The Department of Veterans Affairs, Medicaid, the Public Health Service and the Indian Health Service can negotiate drug prices with pharmaceutical companies. The government is barred from directly negotiating prices for Medicare Part D recipients, an exception that has spurred one of the most heated public policy debates. A growing number of lawmakers and health policy experts have argued that granting the Secretary of Health and Human Services the authority to negotiate drug prices on behalf of millions of Medicare Part D beneficiaries would compel drug manufacturers to bring down costs and decrease out-of-pocket expenses.
"Pharmaceutical companies, often with a monopoly, come to the table knowing that Medicare is legally required to cover this drug. That means that Medicare can't get up and walk away from the table if it doesn't like the deal the pharmaceutical company is offering," Rachel Sachs, an expert on drug pricing and regulation at Washington University in St.
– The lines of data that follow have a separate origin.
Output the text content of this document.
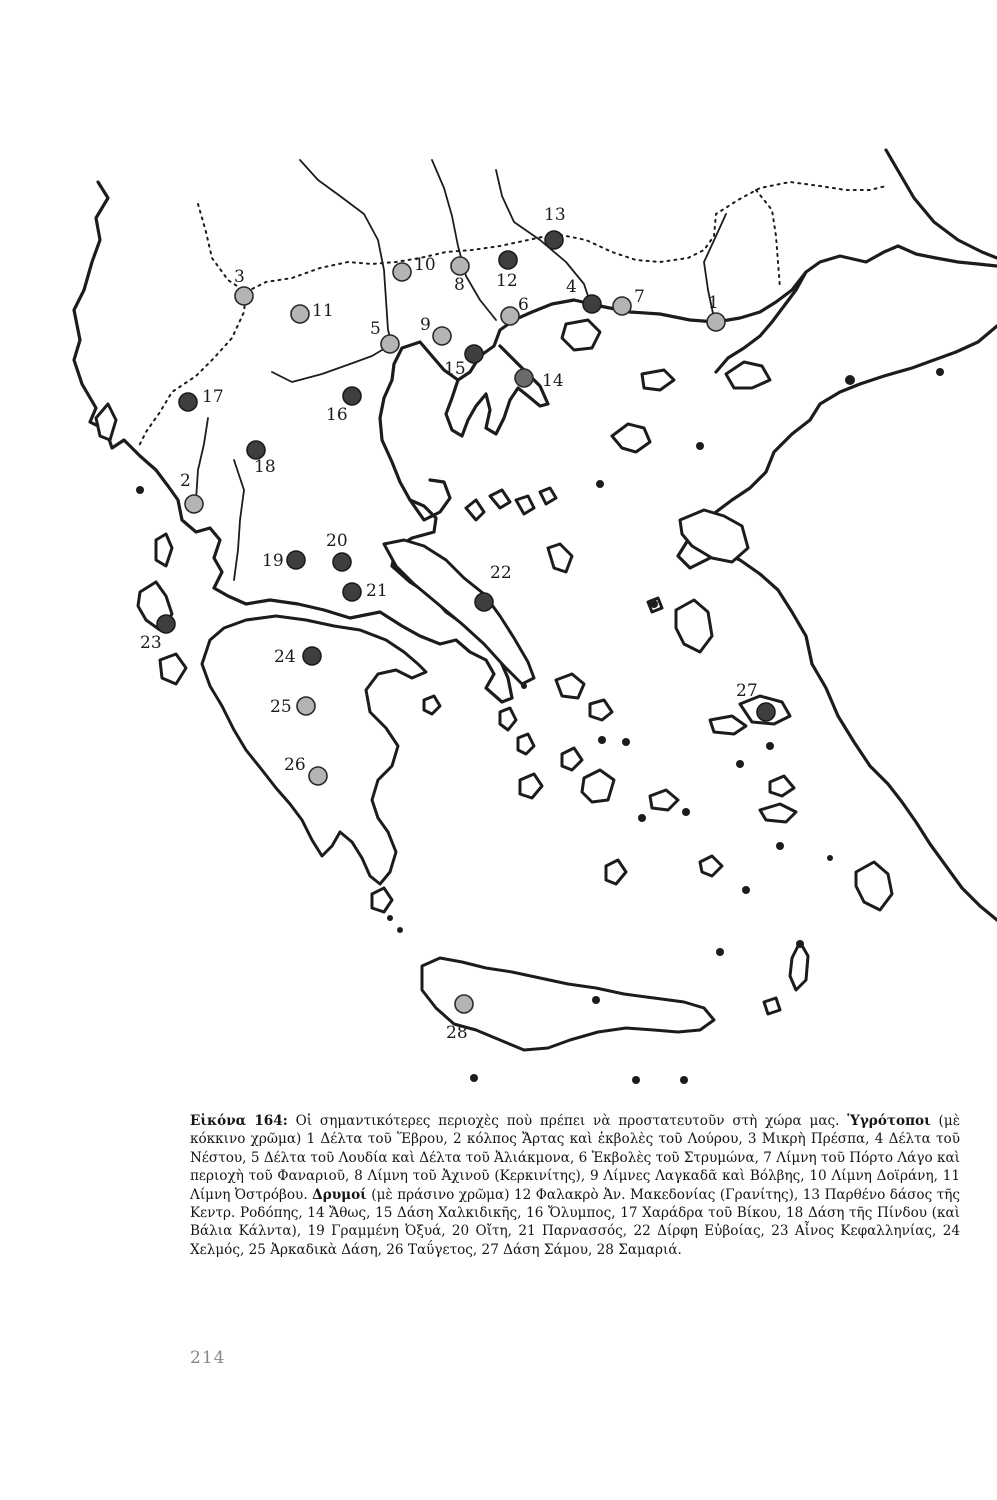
1
2
3	4
5
6	7
8
9
10
11
12
13
14
15
16
17
18
19
20
21
22
23
24
25
26
27
28
Εἰκόνα 164: Οἱ σημαντικότερες περιοχὲς ποὺ πρέπει νὰ προστατευτοῦν στὴ χώρα μας. Ὑγρότοποι (μὲ κόκκινο χρῶμα) 1 Δέλτα τοῦ Ἕβρου, 2 κόλπος Ἄρτας καὶ ἐκβολὲς τοῦ Λούρου, 3 Μικρὴ Πρέσπα, 4 Δέλτα τοῦ Νέστου, 5 Δέλτα τοῦ Λουδία καὶ Δέλτα τοῦ Ἀλιάκμονα, 6 Ἐκβολὲς τοῦ Στρυμώνα, 7 Λίμνη τοῦ Πόρτο Λάγο καὶ περιοχὴ τοῦ Φαναριοῦ, 8 Λίμνη τοῦ Ἀχινοῦ (Κερκινίτης), 9 Λίμνες Λαγκαδᾶ καὶ Βόλβης, 10 Λίμνη Δοϊράνη, 11 Λίμνη Ὀστρόβου. Δρυμοί (μὲ πράσινο χρῶμα) 12 Φαλακρὸ Ἀν. Μακεδονίας (Γρανίτης), 13 Παρθένο δάσος τῆς Κεντρ. Ροδόπης, 14 Ἄθως, 15 Δάση Χαλκιδικῆς, 16 Ὄλυμπος, 17 Χαράδρα τοῦ Βίκου, 18 Δάση τῆς Πίνδου (καὶ Βάλια Κάλντα), 19 Γραμμένη Ὀξυά, 20 Οἴτη, 21 Παρνασσός, 22 Δίρφη Εὐβοίας, 23 Αἶνος Κεφαλληνίας, 24 Χελμός, 25 Ἀρκαδικὰ Δάση, 26 Ταΰγετος, 27 Δάση Σάμου, 28 Σαμαριά.
214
Louis, told Salon. "If we put the bargaining power all in the pharmaceutical industry's hands, we can't be surprised when they use that power to set really high prices."
Speciality-tier drugs, defined by Medicare as any drug for which the negotiated price is more than $670 per month in 2019, have also driven pharmaceutical spending.
A report published earlier this year found that the cost of oral and injectable speciality drugs increased annually by roughly 21% and 13%, respectively, between 2008-16. The study found that costs went up as new drugs entered the market. Notably, the same study found that the cost of oral and injectable brand-name drugs increased annually by more than 9% and 15%, respectively, over the same time period as a result of year-over-year increases of drugs that were already in the market, instead of new therapies entering the market.
The pharma industry, as well as some economists, have argued that drug prices in the U.S. reflect the economic value of medicines and their benefits.
"The pharma industry would argue that no matter how expensive you think drugs are, people tend to place a high value on avoiding death or postponing death. Take a standard and reasonable value of an additional year of life. Look at the lives saved by new drugs compared to the cost of development," Branstetter said. "It's sort of easy to make the numbers pass a rational cost-benefit test."
He argued that pharma's argument — that high costs are needed to invest in new, life-saving therapies — is similar to convincing Americans to support the implementation of a carbon tax.
"What we're basically saying is we're willing to pay a slightly higher cost today so that our descendants suffer less from lasting, perhaps, irreversible climate damage right," Branstetter said. "Paying more for drugs today means that our descendants will face a lower disease burden, but it raises the possibility that Alzheimer's will cease to be a curse that robs people of their personhood before it robs them of their life."